Results: Spike levels were higher in infected than in uninfected adults, regardless of vaccination doses. Among adults vaccinated at least thrice and infected more than six months earlier, spike levels fell notably and continuously for the nine months post-vaccination. By contrast, among adults infected within six months, spike levels declined gradually. Declines were similar by sex, age group, and ethnicity. Recent vaccination attenuated declines in spike levels from older infections. In a convenience sample, spike antibody and cellular responses were correlated. Near the end of 2022, about 35% of adults above age 60 had their last vaccine dose more than six months ago, and about 25% remained uninfected. The cumulative incidence of SARS-CoV-2 infection rose from 13% (95% CI 11-14%) before omicron to 78% (76-80%) by December 2022, equating to 25 million infected adults cumulatively. However, the COVID-19 weekly death rate during the BA.2/5 waves was less than half of that during the BA.1/1.1 wave, implying a protective role for hybrid immunity.

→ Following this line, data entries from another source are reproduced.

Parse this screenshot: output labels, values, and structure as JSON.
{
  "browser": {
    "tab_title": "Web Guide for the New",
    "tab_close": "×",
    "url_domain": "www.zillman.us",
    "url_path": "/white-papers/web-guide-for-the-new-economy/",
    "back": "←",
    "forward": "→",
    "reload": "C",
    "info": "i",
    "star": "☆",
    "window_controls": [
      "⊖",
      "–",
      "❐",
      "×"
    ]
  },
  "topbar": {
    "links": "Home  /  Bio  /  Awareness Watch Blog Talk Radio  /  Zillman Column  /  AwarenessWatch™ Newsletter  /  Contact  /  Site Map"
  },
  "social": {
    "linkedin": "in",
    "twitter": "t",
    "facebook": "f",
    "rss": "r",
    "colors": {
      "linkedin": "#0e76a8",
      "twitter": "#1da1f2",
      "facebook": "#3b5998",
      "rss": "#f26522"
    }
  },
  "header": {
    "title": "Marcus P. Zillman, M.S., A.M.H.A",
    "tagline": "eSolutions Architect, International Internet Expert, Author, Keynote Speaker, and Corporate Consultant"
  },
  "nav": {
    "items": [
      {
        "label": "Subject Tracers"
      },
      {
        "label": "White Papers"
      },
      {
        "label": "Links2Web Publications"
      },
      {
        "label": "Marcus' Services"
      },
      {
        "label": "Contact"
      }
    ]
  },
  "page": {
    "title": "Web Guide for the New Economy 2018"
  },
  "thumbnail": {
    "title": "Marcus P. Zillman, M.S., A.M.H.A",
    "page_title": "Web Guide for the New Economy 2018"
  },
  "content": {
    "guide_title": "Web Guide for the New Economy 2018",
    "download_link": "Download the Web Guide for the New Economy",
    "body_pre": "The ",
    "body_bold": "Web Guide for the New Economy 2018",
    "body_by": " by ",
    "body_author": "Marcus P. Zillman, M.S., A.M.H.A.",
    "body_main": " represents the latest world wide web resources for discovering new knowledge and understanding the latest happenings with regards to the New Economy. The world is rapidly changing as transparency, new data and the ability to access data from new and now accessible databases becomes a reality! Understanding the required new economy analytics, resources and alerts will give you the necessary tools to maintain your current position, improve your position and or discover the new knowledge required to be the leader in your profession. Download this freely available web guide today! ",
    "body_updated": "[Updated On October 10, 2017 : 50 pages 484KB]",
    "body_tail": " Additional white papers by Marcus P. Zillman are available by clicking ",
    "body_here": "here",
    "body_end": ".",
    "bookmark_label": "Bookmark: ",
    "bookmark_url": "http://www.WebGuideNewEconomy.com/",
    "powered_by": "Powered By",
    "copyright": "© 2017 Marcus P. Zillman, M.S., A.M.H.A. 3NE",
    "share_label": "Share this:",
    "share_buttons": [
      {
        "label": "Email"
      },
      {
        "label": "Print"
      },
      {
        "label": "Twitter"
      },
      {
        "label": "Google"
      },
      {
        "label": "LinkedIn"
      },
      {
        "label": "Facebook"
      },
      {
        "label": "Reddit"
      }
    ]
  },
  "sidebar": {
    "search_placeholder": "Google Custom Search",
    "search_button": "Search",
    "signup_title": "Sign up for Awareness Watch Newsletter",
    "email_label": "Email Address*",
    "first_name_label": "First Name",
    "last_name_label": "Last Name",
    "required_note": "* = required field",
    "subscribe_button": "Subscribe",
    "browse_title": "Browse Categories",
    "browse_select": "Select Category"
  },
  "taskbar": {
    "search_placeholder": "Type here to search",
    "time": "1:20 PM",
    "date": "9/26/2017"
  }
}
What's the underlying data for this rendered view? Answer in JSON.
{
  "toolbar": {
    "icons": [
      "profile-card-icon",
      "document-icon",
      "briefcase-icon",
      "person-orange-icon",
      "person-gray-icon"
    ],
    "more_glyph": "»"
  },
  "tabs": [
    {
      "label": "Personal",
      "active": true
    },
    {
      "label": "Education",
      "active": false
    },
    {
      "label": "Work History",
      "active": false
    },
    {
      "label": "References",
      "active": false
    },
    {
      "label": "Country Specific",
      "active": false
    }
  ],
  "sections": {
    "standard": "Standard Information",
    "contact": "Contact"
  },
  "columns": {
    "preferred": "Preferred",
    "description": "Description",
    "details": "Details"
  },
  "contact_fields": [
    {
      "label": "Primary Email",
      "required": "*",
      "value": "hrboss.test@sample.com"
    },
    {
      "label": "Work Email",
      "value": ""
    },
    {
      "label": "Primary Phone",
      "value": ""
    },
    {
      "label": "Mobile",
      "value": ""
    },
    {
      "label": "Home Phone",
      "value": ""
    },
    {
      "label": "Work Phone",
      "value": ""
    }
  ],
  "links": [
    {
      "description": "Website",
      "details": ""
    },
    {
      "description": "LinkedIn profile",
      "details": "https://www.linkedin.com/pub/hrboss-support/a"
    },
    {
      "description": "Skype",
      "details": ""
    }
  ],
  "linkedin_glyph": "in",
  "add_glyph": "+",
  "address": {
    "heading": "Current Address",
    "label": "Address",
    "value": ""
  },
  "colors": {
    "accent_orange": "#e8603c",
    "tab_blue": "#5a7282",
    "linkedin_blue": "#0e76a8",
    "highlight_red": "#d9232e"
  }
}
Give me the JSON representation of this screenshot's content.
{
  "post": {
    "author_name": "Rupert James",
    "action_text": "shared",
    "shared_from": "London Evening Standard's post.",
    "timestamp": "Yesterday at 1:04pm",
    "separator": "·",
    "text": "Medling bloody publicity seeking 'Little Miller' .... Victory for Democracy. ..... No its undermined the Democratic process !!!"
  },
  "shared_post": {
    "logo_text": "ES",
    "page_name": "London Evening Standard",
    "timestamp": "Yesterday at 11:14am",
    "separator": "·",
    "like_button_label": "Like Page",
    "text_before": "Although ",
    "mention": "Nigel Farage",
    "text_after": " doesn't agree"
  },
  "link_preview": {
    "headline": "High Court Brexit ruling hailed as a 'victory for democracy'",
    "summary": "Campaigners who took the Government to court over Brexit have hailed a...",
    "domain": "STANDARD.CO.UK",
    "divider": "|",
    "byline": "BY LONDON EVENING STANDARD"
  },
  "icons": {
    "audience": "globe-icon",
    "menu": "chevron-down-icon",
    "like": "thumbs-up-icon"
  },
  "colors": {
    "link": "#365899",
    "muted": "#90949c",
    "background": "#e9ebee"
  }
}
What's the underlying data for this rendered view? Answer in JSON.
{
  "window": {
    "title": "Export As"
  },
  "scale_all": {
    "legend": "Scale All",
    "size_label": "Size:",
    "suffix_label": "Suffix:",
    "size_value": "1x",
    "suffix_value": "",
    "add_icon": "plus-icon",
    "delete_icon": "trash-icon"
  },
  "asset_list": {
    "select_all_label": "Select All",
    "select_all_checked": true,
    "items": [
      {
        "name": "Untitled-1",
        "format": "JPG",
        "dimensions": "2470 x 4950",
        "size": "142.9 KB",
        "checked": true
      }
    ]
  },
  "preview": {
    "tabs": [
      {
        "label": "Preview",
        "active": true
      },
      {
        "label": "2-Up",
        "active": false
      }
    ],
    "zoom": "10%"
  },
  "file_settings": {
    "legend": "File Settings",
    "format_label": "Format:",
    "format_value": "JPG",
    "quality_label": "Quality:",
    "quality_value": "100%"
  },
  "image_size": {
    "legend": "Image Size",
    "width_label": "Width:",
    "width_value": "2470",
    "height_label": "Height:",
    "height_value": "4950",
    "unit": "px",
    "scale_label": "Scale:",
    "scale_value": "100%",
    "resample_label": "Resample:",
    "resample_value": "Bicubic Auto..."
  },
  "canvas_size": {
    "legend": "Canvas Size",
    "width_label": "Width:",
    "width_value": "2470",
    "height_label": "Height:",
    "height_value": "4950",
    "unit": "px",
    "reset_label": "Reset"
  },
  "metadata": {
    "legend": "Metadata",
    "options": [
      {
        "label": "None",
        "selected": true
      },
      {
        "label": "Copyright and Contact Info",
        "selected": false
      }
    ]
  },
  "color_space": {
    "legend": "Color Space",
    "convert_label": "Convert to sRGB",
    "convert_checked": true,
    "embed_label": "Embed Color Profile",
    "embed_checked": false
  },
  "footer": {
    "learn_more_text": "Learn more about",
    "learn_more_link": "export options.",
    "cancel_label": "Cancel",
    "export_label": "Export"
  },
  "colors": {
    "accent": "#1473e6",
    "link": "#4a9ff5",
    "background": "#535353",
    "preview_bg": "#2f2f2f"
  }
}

Conclusions: Strategies to maintain population-level hybrid immunity require up-to-date vaccination coverage, including among those recovering from infection. Population-based, self-collected dried blood spots are a practicable biological surveillance platform.
Funding: Funding was provided by the COVID-19 Immunity Task Force, Canadian Institutes of Health Research, Pfizer Global Medical Grants, and St. Michael's Hospital Foundation. PJ and ACG are funded by the Canada Research Chairs Program.